FDI in Defence: Change is good
With
a big hue and cry finally FM has increased the FDI in defence from 26% to 49%.
With just having 6 weeks of governance, facing opposition and criticism from
the economists it was definitely not a cakewalk for the NDA.
India’s
policy on FDI has always been a bureaucratic obduracy and perverse
intransigence. Unwillingness to learn from the experience is another aspect
that can be added to it. Considering the fact that FDI in defence was first
mentioned in Budget 2001-02 with 26%, India has received less than $5 million
inflow till today. The scenario was worst in 2004 when the then Defence
Minister George Fernandes was forced to admit in the Lok Sabha that India had
received no FDI proposal till that time. In 2010, the Commerce Ministry
circulated a note recommending the raising of FDI cap to 74 per cent to
encourage ‘established players in the defence industry to set up manufacturing
facilities and integration of systems in India’. But again it was not in the
interest of the country and Ministry of Defence (MoD) retained the 26 %. In May
2013, modifying his earlier proposal, Commerce Minister Anand Sharma suggested
that the upper cap be raised to 49 per cent as a first step. It was again shot
down by the MoD.
There was
always a need to increase the FDI percentage but there were some of the myths
or perception that India was struggling with. Now, NDA has increased the FDI
percentage, this article jots down the major myths that NDA government has put
aside.
Myth One: Increasing FDI
percentage a threat to national security
Apprehensions were
being made that during operational emergencies, foreign investors can show
their back at us, shut their factories and choke their supplies to the armed
forces.
But
the irony is that India is procuring all critical weapon systems
produced/integrated abroad till today. It was not understood as to how India’s
security would get threatened if the same weapon systems would be
produced/integrated in India.
As regards
dependability during crisis situations, no foreign investor can risk loss of
his total investment by shutting down his production facilities. Further, all
major defence equipment producers follow ‘Global Factory’ concept, wherein
various manufacturing functions are spread over a number of locations in
different countries.
Most
importantly, adequate safeguards could have been incorporated while issuing
licenses. India could have reserved the right to take over the licensed
facility under certain extraordinary circumstances of national emergencies.

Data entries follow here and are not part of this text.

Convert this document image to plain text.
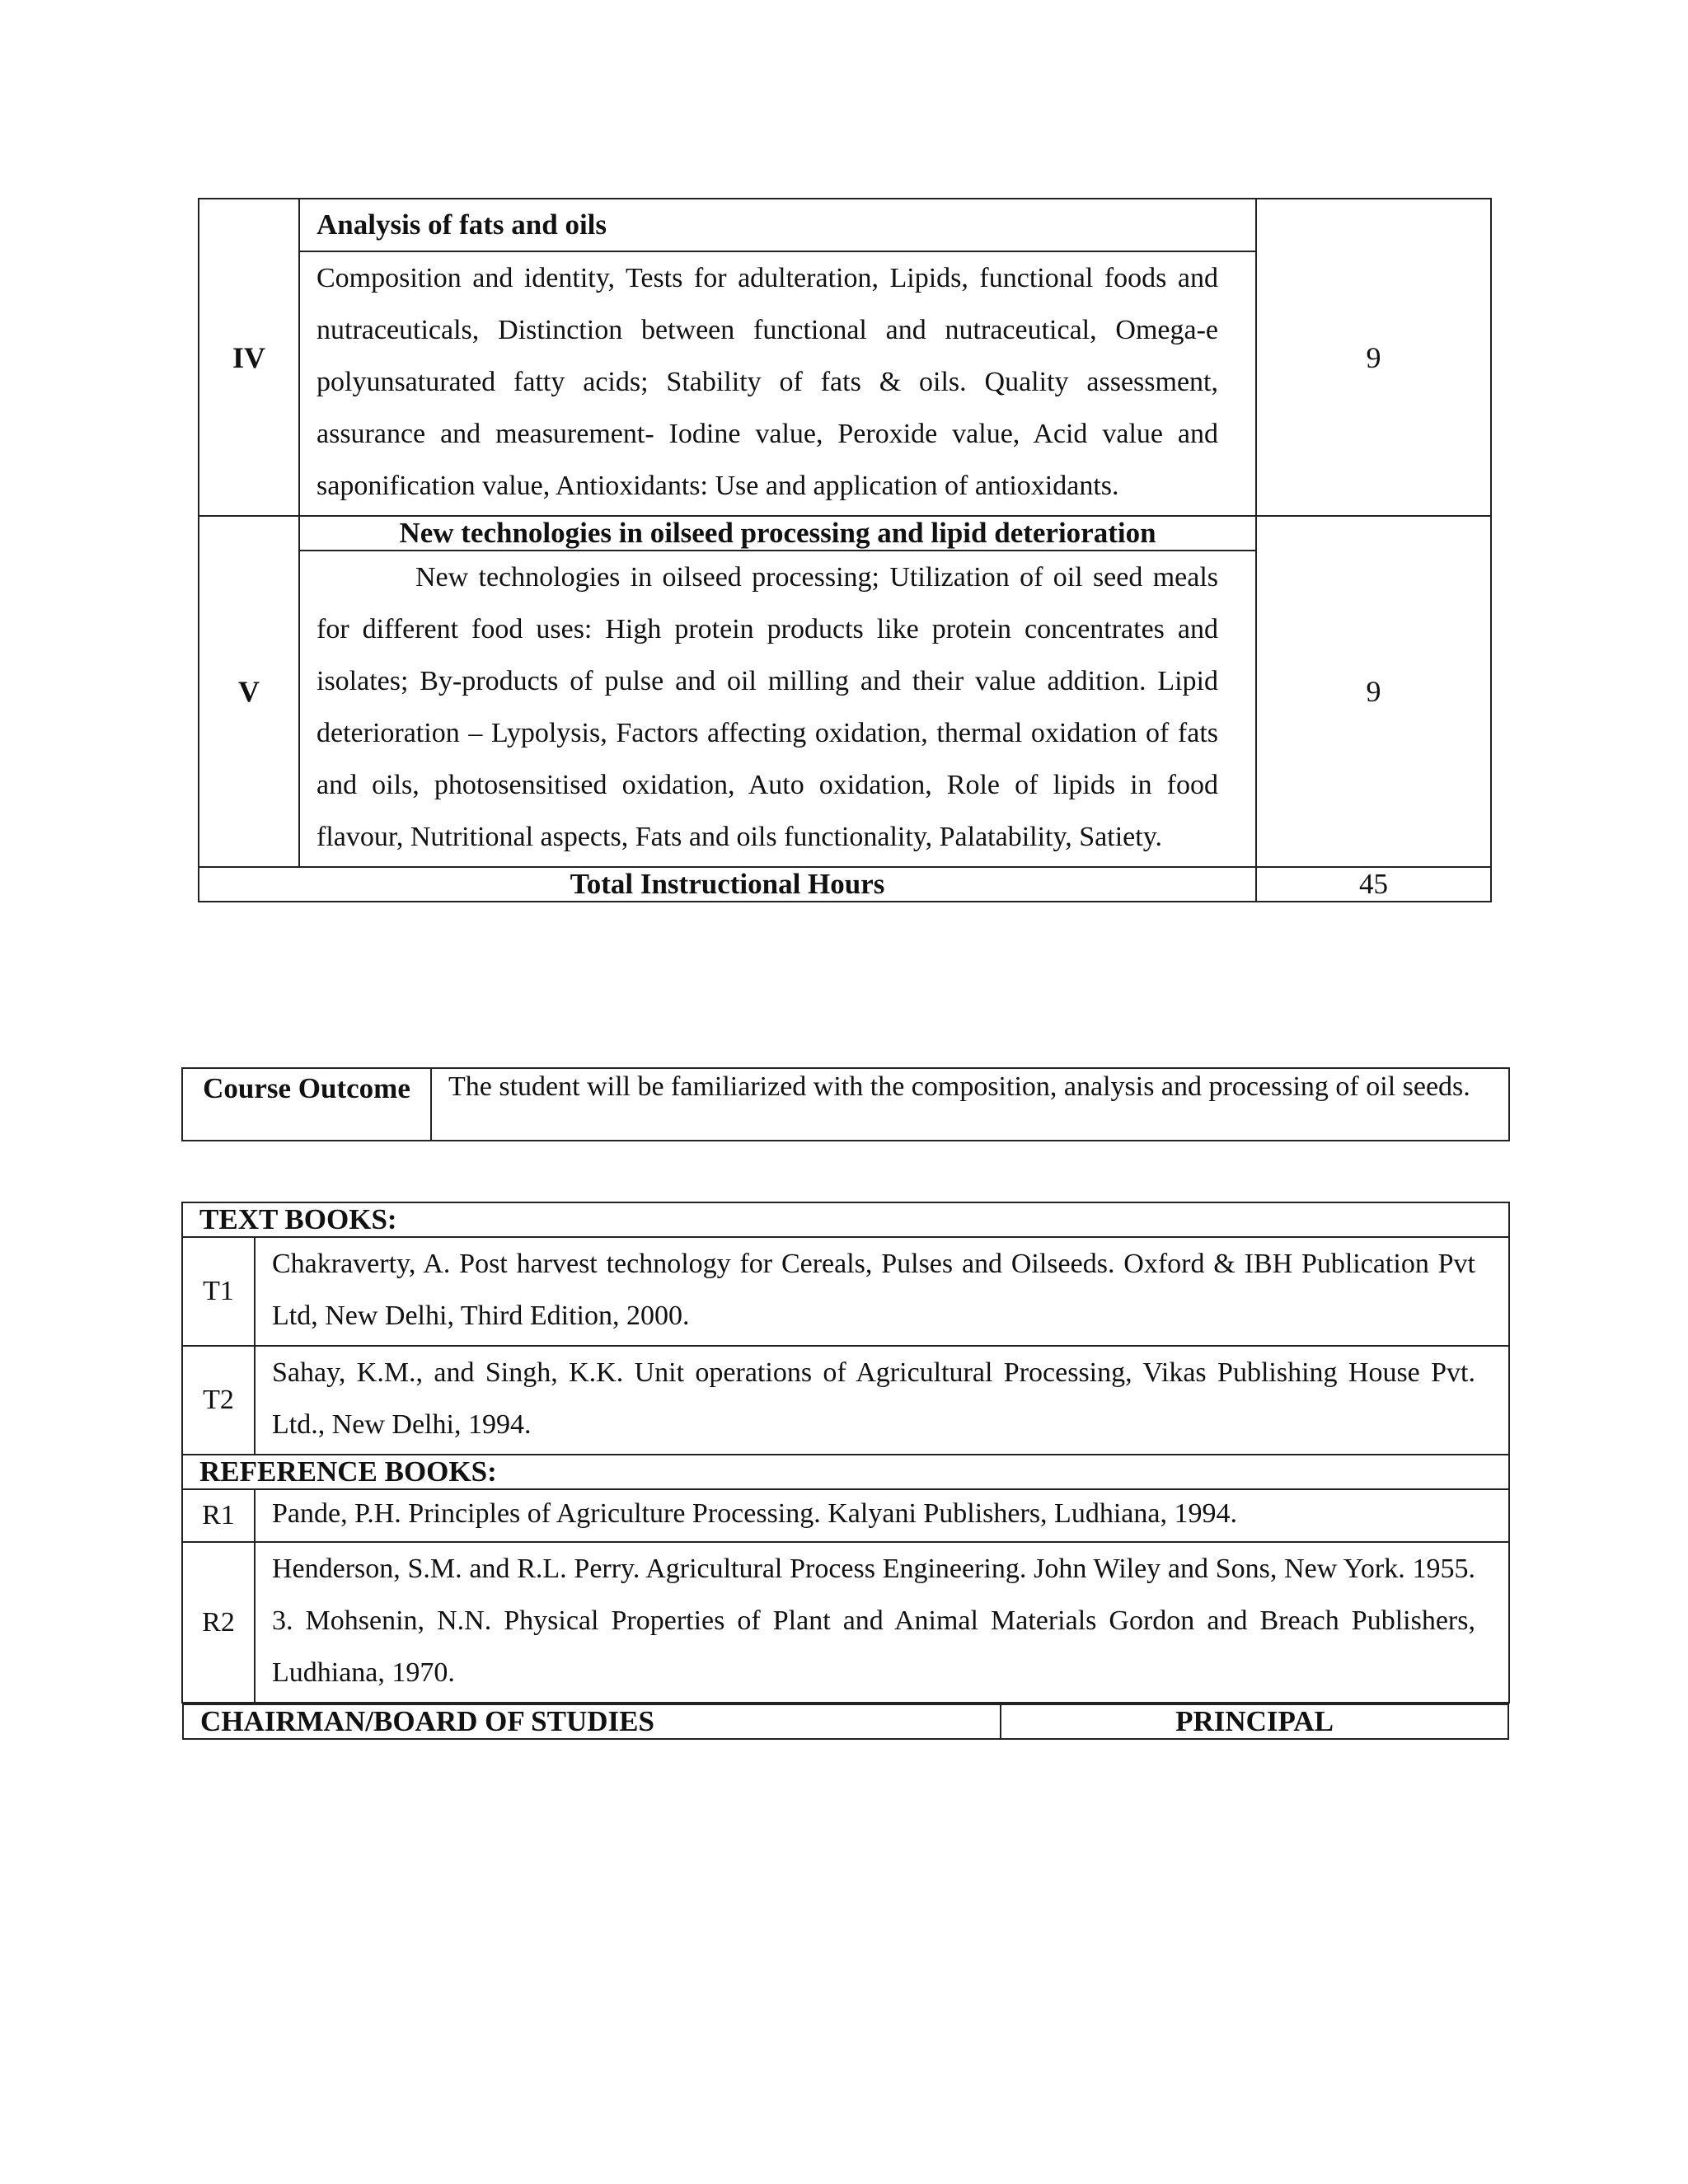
IV	Analysis of fats and oils	9
	Composition and identity, Tests for adulteration, Lipids, functional foods and nutraceuticals, Distinction between functional and nutraceutical, Omega-e polyunsaturated fatty acids; Stability of fats & oils. Quality assessment, assurance and measurement- Iodine value, Peroxide value, Acid value and saponification value, Antioxidants: Use and application of antioxidants.	
V	New technologies in oilseed processing and lipid deterioration	9
	New technologies in oilseed processing; Utilization of oil seed meals for different food uses: High protein products like protein concentrates and isolates; By-products of pulse and oil milling and their value addition. Lipid deterioration – Lypolysis, Factors affecting oxidation, thermal oxidation of fats and oils, photosensitised oxidation, Auto oxidation, Role of lipids in food flavour, Nutritional aspects, Fats and oils functionality, Palatability, Satiety.	
Total Instructional Hours		45
Course Outcome	The student will be familiarized with the composition, analysis and processing of oil seeds.
TEXT BOOKS:
T1	Chakraverty, A. Post harvest technology for Cereals, Pulses and Oilseeds. Oxford & IBH Publication Pvt Ltd, New Delhi, Third Edition, 2000.
T2	Sahay, K.M., and Singh, K.K. Unit operations of Agricultural Processing, Vikas Publishing House Pvt. Ltd., New Delhi, 1994.
REFERENCE BOOKS:
R1	Pande, P.H. Principles of Agriculture Processing. Kalyani Publishers, Ludhiana, 1994.
R2	Henderson, S.M. and R.L. Perry. Agricultural Process Engineering. John Wiley and Sons, New York. 1955. 3. Mohsenin, N.N. Physical Properties of Plant and Animal Materials Gordon and Breach Publishers, Ludhiana, 1970.

CHAIRMAN/BOARD OF STUDIES	PRINCIPAL
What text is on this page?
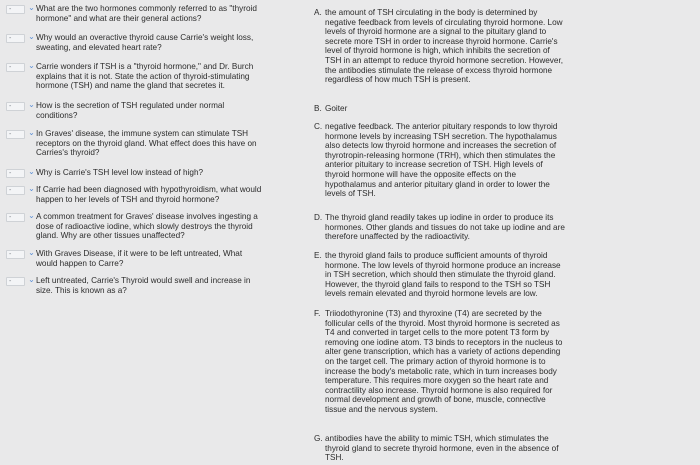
- ⌄ What are the two hormones commonly referred to as "thyroid
hormone" and what are their general actions?
- ⌄ Why would an overactive thyroid cause Carrie's weight loss,
sweating, and elevated heart rate?
- ⌄ Carrie wonders if TSH is a "thyroid hormone," and Dr. Burch
explains that it is not. State the action of thyroid-stimulating
hormone (TSH) and name the gland that secretes it.
- ⌄ How is the secretion of TSH regulated under normal
conditions?
- ⌄ In Graves' disease, the immune system can stimulate TSH
receptors on the thyroid gland. What effect does this have on
Carries's thyroid?
- ⌄ Why is Carrie's TSH level low instead of high?
- ⌄ If Carrie had been diagnosed with hypothyroidism, what would
happen to her levels of TSH and thyroid hormone?
- ⌄ A common treatment for Graves' disease involves ingesting a
dose of radioactive iodine, which slowly destroys the thyroid
gland. Why are other tissues unaffected?
- ⌄ With Graves Disease, if it were to be left untreated, What
would happen to Carre?
- ⌄ Left untreated, Carrie's Thyroid would swell and increase in
size. This is known as a?
A. the amount of TSH circulating in the body is determined by
negative feedback from levels of circulating thyroid hormone. Low
levels of thyroid hormone are a signal to the pituitary gland to
secrete more TSH in order to increase thyroid hormone. Carrie's
level of thyroid hormone is high, which inhibits the secretion of
TSH in an attempt to reduce thyroid hormone secretion. However,
the antibodies stimulate the release of excess thyroid hormone
regardless of how much TSH is present.
B. Goiter
C. negative feedback. The anterior pituitary responds to low thyroid
hormone levels by increasing TSH secretion. The hypothalamus
also detects low thyroid hormone and increases the secretion of
thyrotropin-releasing hormone (TRH), which then stimulates the
anterior pituitary to increase secretion of TSH. High levels of
thyroid hormone will have the opposite effects on the
hypothalamus and anterior pituitary gland in order to lower the
levels of TSH.
D. The thyroid gland readily takes up iodine in order to produce its
hormones. Other glands and tissues do not take up iodine and are
therefore unaffected by the radioactivity.
E. the thyroid gland fails to produce sufficient amounts of thyroid
hormone. The low levels of thyroid hormone produce an increase
in TSH secretion, which should then stimulate the thyroid gland.
However, the thyroid gland fails to respond to the TSH so TSH
levels remain elevated and thyroid hormone levels are low.
F. Triiodothyronine (T3) and thyroxine (T4) are secreted by the
follicular cells of the thyroid. Most thyroid hormone is secreted as
T4 and converted in target cells to the more potent T3 form by
removing one iodine atom. T3 binds to receptors in the nucleus to
alter gene transcription, which has a variety of actions depending
on the target cell. The primary action of thyroid hormone is to
increase the body's metabolic rate, which in turn increases body
temperature. This requires more oxygen so the heart rate and
contractility also increase. Thyroid hormone is also required for
normal development and growth of bone, muscle, connective
tissue and the nervous system.
G. antibodies have the ability to mimic TSH, which stimulates the
thyroid gland to secrete thyroid hormone, even in the absence of
TSH.
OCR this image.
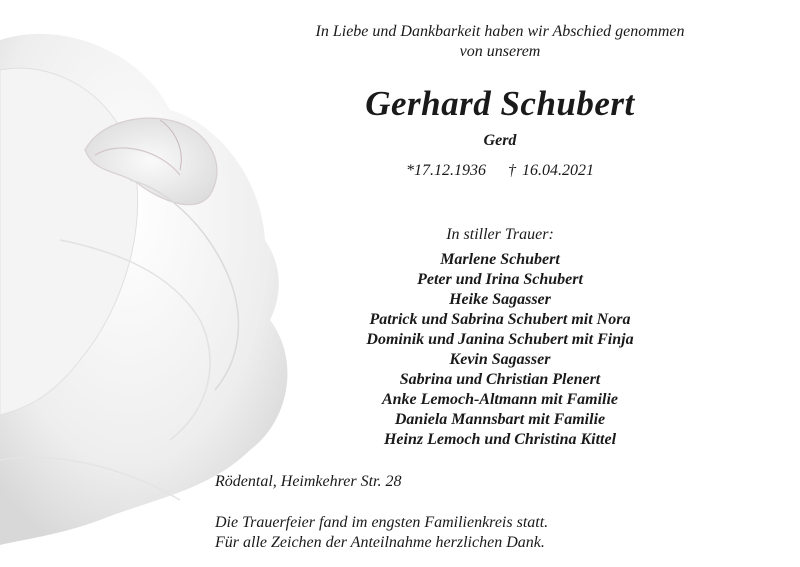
In Liebe und Dankbarkeit haben wir Abschied genommen
von unserem
Gerhard Schubert
Gerd
*17.12.1936 † 16.04.2021
In stiller Trauer:
Marlene Schubert
Peter und Irina Schubert
Heike Sagasser
Patrick und Sabrina Schubert mit Nora
Dominik und Janina Schubert mit Finja
Kevin Sagasser
Sabrina und Christian Plenert
Anke Lemoch-Altmann mit Familie
Daniela Mannsbart mit Familie
Heinz Lemoch und Christina Kittel
Rödental, Heimkehrer Str. 28
Die Trauerfeier fand im engsten Familienkreis statt.
Für alle Zeichen der Anteilnahme herzlichen Dank.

Most nations include such an enabling provision then why not India. Fears
expressed were totally unfounded and highly exaggerated.
Myth Two: Indian policy
was highly investor friendly and did not require any changes
According to the UPA and
previous government MoDs FDI in defence (26 %) was highly investor friendly and
required no changes. However, if we look by the investor company perspective,
there was nothing for them till now. Management would be under the control of
India, the CEO had to be Indian resident and a foreign investor could not
transfer his equity before the expiry of license.
Oddly, India
expected a prospective foreign investor to be excited by such an asymmetrical
policy wherein he was expected to invest his resources in a venture where he had
no significant control, faced strict capacity/product constraints, no purchase
guarantee and had no open access to other markets (including exports). It
defied logic. Such a lop-sided policy can never attract FDI.
The new budget
has definitely a lot to offer. The outcome will definitely get unwrapped in
couple of months and the list of investors taking interest in it. There is a
need of retrospection in every sector. Every budget in every year promises in
the same way but the execution. With a new government and the famous ‘Achche
Din’ let’s hope the execution proves the mettle on the people’s expectation.